も うすぐ、こいつは死ぬ。こちらに背を向けたキャラクターからは、表情なんて見えなかった。
「今日は、言わないわけ?」拓真が私を見る。この日初めて、拓真は私を見た。口の端でだけ笑っている。
「何を言えってのよ」
「明日は学校に来なよって」
「言ったって、あんた、来ないじゃない」
声が震えた。喉が痛い。カラカラだ。目に、体中の水分が取られちゃったんだ、そうに違いない。
「学校なんて、そんなにいいところじゃないわよ」
しわがれた声だった。自分のものじゃないみたいに。声からも、水分が抜かれているんだ。どこか他人事みたいに、冷めた自分が分析してる。
「あんたみたいに引きこもっていた方が、幸せかもしれない」
自分がなくなってしまうように感じる。そう言えば、拓真は笑うだろうか。
楽しくもないのに笑って、胸の悪くなるような陰口に参加して、集団の中にいる自分に安心して、でもそんな自分が大嫌い。

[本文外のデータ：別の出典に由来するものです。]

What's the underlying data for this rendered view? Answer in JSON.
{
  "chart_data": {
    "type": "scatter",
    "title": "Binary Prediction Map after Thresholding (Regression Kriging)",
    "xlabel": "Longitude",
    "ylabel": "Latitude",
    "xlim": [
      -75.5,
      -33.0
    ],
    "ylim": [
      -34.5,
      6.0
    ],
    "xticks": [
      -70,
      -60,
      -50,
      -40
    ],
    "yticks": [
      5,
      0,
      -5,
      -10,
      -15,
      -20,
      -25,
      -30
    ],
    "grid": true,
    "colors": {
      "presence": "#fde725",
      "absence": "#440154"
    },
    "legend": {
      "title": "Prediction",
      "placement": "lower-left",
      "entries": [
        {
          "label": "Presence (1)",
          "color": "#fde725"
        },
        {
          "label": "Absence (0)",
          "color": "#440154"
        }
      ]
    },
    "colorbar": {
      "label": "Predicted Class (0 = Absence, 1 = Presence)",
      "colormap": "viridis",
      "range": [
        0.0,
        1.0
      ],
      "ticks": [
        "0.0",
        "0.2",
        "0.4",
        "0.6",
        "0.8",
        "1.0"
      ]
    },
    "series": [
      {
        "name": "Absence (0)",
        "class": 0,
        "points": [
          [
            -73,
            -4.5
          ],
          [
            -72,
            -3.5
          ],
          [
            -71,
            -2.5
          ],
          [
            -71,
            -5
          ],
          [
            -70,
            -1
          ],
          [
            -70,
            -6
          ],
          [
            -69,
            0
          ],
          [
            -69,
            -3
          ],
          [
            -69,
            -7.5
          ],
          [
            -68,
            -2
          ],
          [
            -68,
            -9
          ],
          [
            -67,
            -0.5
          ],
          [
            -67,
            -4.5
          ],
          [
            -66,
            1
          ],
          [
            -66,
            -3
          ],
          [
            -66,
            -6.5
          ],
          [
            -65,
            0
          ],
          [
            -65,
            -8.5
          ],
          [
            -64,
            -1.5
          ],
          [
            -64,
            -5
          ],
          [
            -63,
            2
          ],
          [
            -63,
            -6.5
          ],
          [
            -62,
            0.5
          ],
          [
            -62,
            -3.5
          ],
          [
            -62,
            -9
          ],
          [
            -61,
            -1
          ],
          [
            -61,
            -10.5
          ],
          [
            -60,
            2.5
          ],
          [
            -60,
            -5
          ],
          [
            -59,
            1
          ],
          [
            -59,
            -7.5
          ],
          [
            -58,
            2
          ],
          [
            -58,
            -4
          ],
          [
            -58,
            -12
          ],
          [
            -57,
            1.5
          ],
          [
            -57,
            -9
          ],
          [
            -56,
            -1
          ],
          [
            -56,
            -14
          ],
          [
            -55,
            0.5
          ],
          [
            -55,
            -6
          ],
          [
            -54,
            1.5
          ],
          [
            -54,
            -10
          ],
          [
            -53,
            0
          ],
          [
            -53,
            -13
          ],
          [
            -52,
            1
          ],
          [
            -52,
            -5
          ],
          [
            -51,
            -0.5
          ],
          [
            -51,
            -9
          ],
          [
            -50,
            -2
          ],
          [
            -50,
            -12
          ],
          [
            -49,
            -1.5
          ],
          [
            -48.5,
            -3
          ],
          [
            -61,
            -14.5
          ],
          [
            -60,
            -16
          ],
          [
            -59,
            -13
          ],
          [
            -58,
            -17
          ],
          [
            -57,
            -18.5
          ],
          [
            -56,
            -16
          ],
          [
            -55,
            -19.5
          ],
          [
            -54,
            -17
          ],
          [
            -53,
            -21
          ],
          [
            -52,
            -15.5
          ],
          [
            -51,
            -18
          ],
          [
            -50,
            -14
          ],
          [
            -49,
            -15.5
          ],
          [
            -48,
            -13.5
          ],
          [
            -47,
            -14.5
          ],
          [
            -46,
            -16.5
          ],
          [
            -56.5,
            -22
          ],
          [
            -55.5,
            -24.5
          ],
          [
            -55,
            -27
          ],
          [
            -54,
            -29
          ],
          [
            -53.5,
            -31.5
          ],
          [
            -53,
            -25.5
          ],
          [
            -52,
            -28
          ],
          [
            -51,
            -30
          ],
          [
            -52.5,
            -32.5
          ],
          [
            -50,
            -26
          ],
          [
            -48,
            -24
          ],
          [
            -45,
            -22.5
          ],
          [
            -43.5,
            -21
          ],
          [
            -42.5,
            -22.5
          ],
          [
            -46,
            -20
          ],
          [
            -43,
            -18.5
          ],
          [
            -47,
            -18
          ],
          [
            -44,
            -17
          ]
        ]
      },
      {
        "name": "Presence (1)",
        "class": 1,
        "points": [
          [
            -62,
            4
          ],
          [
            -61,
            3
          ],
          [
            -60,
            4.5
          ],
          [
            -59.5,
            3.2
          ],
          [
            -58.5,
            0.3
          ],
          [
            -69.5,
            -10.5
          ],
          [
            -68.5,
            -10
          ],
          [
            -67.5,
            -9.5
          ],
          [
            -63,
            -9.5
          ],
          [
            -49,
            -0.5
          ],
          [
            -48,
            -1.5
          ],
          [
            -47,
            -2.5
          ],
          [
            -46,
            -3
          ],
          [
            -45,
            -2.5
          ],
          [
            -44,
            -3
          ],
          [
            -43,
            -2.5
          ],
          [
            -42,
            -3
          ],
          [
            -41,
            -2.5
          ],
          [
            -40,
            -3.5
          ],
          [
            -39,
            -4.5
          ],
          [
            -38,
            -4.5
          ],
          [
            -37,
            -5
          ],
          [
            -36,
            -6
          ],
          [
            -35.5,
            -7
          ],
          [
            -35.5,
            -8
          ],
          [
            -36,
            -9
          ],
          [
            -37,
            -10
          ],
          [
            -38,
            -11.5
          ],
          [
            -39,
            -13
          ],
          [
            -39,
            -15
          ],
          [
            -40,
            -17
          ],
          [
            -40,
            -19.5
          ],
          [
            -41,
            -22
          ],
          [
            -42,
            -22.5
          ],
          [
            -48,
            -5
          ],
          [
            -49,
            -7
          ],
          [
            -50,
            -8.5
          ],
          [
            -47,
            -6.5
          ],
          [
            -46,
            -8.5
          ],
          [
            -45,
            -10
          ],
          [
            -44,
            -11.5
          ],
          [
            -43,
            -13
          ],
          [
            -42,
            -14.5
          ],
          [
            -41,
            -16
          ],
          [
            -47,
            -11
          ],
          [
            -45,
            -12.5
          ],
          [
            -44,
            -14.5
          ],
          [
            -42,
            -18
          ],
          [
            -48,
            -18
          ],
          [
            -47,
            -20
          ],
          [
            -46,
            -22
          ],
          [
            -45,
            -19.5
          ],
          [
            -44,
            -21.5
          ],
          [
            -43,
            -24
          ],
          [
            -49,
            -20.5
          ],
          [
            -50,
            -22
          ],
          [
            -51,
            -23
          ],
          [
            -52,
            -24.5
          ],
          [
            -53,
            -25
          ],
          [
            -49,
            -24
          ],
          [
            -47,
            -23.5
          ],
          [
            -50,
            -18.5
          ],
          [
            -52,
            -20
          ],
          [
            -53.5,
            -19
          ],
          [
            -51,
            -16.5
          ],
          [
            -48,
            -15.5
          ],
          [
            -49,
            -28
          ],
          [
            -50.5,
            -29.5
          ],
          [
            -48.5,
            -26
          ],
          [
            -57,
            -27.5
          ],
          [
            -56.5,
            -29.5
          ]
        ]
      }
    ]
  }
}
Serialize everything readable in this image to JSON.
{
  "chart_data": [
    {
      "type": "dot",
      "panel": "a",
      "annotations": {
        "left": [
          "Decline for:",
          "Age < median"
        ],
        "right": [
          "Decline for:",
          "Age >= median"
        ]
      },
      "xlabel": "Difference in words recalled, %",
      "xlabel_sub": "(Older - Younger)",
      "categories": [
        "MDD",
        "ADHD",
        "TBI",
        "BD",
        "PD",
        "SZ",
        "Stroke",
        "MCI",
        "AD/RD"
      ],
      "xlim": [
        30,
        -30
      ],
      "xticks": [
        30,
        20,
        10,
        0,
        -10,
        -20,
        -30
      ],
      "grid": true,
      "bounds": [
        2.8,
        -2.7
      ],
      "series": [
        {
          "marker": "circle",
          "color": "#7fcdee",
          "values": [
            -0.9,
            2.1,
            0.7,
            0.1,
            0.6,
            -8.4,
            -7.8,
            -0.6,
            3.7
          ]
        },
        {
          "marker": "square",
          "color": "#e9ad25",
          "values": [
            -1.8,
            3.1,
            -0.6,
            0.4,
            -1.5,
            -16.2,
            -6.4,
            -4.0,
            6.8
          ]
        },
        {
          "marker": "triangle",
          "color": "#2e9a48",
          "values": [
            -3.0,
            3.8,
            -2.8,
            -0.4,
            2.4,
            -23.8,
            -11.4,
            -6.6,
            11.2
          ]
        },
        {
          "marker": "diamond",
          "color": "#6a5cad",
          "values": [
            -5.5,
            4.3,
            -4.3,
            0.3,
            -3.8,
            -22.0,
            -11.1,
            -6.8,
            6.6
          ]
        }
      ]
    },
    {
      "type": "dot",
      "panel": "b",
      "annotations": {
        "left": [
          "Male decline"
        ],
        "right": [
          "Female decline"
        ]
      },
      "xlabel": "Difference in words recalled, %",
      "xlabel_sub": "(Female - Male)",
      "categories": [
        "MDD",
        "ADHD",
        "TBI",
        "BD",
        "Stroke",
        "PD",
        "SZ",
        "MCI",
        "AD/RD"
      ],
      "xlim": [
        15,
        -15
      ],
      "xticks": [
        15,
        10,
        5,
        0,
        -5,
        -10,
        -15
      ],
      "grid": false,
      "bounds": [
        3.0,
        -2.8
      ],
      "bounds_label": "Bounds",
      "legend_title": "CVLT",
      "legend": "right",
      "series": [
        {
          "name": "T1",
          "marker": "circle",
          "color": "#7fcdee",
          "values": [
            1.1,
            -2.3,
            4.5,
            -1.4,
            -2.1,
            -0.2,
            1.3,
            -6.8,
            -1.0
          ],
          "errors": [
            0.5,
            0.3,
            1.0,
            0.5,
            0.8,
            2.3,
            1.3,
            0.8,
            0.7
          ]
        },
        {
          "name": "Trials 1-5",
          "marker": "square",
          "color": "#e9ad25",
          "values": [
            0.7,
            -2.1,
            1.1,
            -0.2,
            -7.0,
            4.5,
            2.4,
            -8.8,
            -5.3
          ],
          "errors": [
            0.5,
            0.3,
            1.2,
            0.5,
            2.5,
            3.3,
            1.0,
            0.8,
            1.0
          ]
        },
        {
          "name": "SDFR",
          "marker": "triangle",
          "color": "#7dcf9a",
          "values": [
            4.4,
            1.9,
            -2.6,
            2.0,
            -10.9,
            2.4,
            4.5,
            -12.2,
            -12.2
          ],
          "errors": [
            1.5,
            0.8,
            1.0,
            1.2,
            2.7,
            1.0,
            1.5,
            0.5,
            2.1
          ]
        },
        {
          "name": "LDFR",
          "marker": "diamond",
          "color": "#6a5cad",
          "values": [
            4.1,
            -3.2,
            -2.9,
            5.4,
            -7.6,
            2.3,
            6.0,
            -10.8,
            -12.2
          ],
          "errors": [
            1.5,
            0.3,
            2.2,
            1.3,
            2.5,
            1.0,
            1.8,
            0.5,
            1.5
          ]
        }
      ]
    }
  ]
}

私たちは幸せ。健康だから?おなかいっぱいに食べられるから?くだらないことで自分を世界中の誰よりも不幸だと信じてしまえるから?
だから、私たちは幸せ?
「違うって、言ってよ」
幸せって何?みたいな、そんな哲学的なだけで無意味なことを聞きたいんじゃないの。
私はただ、誰かに言ってほしいの。かわいそうだねと。君は、こんなにも苦しんでいるんだねと。
誰も言ってくれないことを知っているから。だって、私はかわいそうではないから。苦しんでなどいないから。
世界中のたくさんの不幸な人たちに比べて、私は呆れるくらいに幸せだから。
幸せって言葉に過敏になるくせに、誰よりも不幸だと思いたがっている。
ねぇ、違うって言ってよ。
こんなに浅ましい期待を、私のものじゃないと、否定してよ。
「世界中で一番不幸な人間ってさ、どれくらいいるんだろうな」
拓真は独り言のようにつぶやいたけど、今度はちゃんと私を見て言った。